As we return to the beginning of this passage, we are reminded that God has maintained His judgment. The Vulgate has fecisti which generally is somewhat generic for done, made. Hence St. Augustine reads it as made my judgment. However, since the Psalmist speaks of this judgment being done in respect to His enemies (cf. Psalm 9:4); it maintained is a reasonable translation in the Douay-Rheims since that speaks to support, or—this case—vindication.
The Cross thus becomes the chosen means by which our Lord reigns over his enemies and thus stands in judgment of them since He is Lord over All and King of Kings. The Divine Office makes use of this figure in its fitting juxtaposition of the following antiphon and the final verses of Psalm 97 at Matins for the Feast of the Most Holy Rosary:
Antiphon: Crucis impérium * super húmerum eius: regnávit a ligno Deus.
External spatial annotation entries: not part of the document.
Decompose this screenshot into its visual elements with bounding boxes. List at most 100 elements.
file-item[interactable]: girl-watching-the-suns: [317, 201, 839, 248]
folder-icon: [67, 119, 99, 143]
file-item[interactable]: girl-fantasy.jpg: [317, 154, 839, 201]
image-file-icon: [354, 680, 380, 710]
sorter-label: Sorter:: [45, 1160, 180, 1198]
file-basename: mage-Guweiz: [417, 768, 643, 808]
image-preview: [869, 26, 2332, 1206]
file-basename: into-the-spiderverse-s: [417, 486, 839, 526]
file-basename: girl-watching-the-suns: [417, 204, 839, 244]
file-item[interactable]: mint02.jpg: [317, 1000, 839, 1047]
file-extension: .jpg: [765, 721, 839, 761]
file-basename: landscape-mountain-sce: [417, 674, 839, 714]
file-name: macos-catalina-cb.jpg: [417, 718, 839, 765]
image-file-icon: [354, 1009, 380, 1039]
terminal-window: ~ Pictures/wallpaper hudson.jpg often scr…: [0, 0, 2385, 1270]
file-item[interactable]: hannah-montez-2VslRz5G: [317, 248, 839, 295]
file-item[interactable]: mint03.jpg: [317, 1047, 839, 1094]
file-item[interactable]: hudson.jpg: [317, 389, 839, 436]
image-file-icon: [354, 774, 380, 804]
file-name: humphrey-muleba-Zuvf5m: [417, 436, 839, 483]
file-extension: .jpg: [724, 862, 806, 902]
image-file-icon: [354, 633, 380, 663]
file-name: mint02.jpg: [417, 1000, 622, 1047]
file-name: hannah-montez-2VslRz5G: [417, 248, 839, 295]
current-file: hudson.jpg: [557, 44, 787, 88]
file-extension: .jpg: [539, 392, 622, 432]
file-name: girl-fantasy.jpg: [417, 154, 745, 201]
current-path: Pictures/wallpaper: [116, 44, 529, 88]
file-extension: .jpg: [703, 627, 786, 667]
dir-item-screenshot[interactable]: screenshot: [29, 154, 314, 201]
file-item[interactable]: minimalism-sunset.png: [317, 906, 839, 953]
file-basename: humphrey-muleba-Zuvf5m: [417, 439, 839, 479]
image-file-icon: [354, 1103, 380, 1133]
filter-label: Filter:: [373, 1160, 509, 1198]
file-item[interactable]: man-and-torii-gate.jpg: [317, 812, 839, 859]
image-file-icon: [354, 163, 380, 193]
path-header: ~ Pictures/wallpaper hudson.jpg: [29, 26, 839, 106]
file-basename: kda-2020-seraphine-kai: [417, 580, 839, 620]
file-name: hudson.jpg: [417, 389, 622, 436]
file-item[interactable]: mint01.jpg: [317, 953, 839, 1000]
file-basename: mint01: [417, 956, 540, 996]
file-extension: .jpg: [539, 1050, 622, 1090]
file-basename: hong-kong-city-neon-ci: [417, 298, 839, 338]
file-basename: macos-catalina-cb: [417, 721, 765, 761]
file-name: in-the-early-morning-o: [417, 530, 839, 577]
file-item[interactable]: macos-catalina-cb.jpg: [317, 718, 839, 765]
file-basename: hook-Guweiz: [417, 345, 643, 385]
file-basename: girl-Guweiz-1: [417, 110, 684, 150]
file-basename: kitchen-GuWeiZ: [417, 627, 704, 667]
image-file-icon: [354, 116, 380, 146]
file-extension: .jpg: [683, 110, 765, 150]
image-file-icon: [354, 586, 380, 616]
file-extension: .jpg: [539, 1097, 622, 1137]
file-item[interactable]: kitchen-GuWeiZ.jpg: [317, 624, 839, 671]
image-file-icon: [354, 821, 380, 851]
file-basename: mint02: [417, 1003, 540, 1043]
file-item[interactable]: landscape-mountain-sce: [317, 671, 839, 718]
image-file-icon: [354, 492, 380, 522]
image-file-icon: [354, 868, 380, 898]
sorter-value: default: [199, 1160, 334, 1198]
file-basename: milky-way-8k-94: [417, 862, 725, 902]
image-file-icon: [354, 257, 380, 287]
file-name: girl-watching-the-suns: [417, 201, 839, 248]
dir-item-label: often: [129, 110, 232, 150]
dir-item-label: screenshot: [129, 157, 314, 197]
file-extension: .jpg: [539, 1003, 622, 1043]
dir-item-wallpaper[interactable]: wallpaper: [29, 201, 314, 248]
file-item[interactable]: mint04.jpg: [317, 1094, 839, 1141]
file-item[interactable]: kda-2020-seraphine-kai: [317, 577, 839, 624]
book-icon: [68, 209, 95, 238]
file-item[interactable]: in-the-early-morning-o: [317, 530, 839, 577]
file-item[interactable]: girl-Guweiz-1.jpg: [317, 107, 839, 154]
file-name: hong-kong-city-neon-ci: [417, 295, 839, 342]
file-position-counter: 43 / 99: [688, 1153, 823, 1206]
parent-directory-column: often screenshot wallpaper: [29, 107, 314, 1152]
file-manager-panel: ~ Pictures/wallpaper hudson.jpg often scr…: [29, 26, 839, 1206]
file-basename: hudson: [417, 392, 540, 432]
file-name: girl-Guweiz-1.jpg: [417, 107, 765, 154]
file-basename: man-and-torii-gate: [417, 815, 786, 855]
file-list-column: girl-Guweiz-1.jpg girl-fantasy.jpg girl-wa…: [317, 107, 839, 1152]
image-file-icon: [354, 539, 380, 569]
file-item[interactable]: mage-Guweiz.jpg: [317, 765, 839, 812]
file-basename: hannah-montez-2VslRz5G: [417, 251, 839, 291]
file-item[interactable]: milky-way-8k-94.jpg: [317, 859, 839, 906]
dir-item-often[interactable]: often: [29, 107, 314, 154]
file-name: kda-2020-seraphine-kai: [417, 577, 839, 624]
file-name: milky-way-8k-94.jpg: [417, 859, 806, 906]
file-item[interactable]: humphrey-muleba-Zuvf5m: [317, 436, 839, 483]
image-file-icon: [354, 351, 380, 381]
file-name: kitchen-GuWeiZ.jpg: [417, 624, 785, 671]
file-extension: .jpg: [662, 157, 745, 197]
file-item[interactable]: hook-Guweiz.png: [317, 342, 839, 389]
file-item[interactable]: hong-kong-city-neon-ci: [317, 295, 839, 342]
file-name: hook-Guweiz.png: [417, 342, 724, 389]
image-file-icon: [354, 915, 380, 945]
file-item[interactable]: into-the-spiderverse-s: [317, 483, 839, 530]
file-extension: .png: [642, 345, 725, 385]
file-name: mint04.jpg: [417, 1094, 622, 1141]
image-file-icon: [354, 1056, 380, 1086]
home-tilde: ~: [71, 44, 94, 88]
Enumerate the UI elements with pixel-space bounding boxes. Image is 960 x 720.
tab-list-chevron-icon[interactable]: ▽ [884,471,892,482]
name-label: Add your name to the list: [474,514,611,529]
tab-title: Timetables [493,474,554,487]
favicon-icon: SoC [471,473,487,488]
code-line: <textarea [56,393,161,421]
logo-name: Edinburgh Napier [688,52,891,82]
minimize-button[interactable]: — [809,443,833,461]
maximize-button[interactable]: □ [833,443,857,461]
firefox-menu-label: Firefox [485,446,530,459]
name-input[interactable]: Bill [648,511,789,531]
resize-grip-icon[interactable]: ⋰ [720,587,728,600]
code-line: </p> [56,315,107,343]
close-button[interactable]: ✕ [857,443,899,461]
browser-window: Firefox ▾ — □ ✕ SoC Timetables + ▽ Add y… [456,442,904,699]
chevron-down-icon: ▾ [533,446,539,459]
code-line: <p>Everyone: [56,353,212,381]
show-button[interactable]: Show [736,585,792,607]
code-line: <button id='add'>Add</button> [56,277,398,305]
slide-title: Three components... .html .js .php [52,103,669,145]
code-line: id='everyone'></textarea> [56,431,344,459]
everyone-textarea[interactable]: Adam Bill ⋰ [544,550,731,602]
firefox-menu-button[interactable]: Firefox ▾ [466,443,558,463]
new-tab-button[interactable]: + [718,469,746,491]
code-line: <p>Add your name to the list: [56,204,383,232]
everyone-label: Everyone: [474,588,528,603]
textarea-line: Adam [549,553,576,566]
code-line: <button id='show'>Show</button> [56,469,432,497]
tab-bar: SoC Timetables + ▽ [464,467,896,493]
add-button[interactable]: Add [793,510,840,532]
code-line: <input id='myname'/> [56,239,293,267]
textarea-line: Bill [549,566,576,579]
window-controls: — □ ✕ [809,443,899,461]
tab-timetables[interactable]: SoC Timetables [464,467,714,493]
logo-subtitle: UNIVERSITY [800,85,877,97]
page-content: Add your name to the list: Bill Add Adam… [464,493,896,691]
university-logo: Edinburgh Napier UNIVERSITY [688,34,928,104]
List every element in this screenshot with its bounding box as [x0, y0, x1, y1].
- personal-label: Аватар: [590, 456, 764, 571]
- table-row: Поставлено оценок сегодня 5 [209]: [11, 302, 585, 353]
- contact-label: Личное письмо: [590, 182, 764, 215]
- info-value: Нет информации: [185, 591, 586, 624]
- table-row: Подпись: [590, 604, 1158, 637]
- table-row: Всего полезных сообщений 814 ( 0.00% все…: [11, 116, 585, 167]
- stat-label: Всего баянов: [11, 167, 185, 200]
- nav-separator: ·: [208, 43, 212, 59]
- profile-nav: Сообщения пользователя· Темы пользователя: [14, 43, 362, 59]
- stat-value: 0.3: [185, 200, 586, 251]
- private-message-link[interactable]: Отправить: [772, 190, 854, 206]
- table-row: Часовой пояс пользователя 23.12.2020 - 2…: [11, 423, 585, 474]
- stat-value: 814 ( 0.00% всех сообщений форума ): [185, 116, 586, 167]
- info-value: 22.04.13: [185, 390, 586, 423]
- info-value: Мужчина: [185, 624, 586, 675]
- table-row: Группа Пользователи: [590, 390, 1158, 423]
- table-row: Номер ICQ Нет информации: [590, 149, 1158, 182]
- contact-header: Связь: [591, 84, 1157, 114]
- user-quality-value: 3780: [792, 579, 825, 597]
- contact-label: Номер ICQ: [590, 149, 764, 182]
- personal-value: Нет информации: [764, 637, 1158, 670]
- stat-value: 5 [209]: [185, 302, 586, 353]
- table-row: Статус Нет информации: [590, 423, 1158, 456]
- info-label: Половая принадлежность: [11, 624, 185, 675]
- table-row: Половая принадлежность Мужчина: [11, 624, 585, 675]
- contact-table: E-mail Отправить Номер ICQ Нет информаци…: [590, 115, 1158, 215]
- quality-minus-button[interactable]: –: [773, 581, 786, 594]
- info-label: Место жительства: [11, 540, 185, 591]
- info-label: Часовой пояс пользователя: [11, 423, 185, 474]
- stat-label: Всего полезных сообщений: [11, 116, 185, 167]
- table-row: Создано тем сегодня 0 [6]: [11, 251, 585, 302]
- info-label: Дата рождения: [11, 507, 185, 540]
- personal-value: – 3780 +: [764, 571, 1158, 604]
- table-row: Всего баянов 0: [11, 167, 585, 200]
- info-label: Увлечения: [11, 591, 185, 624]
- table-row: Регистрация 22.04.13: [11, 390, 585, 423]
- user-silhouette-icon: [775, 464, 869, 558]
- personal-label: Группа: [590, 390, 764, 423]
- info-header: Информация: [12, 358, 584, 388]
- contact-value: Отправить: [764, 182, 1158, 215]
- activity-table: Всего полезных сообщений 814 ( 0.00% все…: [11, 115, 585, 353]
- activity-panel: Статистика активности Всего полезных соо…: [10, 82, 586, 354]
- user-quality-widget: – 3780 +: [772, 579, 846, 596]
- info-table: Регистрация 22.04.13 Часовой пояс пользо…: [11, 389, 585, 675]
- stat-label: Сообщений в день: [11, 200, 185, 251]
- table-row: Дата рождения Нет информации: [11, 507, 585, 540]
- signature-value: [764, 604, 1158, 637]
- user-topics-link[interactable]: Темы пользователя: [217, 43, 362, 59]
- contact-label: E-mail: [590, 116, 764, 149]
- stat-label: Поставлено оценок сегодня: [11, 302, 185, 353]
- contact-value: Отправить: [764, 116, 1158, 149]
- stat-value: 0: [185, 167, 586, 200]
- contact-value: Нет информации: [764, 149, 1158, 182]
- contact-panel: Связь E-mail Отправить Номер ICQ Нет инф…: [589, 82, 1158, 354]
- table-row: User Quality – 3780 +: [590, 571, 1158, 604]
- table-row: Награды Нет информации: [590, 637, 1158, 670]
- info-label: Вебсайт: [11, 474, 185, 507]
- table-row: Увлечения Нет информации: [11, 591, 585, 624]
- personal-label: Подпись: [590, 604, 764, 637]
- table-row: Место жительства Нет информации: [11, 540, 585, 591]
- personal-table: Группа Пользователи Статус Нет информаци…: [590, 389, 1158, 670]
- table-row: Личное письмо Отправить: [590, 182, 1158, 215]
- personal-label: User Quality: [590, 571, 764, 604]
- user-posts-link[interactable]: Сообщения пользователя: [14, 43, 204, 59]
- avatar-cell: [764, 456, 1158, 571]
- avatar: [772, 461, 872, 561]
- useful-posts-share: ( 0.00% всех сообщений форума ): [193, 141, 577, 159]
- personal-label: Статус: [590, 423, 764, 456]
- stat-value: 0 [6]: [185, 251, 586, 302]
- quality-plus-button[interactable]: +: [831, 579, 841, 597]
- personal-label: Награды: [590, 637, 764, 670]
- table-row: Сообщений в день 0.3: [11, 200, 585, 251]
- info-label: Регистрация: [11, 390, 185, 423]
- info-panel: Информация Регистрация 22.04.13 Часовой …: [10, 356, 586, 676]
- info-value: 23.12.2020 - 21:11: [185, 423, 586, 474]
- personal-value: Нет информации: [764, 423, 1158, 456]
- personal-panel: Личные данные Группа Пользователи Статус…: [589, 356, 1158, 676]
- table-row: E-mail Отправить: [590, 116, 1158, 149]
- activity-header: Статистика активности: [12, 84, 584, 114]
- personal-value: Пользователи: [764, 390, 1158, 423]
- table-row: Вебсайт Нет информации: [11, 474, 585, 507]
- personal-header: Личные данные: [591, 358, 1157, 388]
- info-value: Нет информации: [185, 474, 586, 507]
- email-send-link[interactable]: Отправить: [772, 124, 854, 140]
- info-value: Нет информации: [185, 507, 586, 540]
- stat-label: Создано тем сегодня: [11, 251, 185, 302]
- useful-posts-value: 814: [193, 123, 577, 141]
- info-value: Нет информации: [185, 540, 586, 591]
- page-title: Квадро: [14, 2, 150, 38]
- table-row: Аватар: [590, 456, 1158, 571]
Antiphon: The government was upon His shoulder, * even the cross; from the tree hath God reigned.
The rivers shall clap their hands, the mountains shall rejoice together at the presence of the Lord: * because he cometh to judge the earth.
He shall judge the world with justice, * and the people with equity. (Psalm 97:8-9 DR)
For this animation I found a figure of a person, isolated it in Photoshop and brought it into After Effects. I didn’t have a clear idea of what I wanted to do, so I brought in some textures and played around with some different looks and styles and plugins until I came up with this. I don’t know exactly what bearing it has on the passage, but I liked the way it looked. It is a combination of Stretch and HydroChrome, and I simply modified the parameters until I came up with a look I liked.
Enjoy.
For thou hast maintained my judgment and my cause: thou hast sat on the throne, who judgest justice.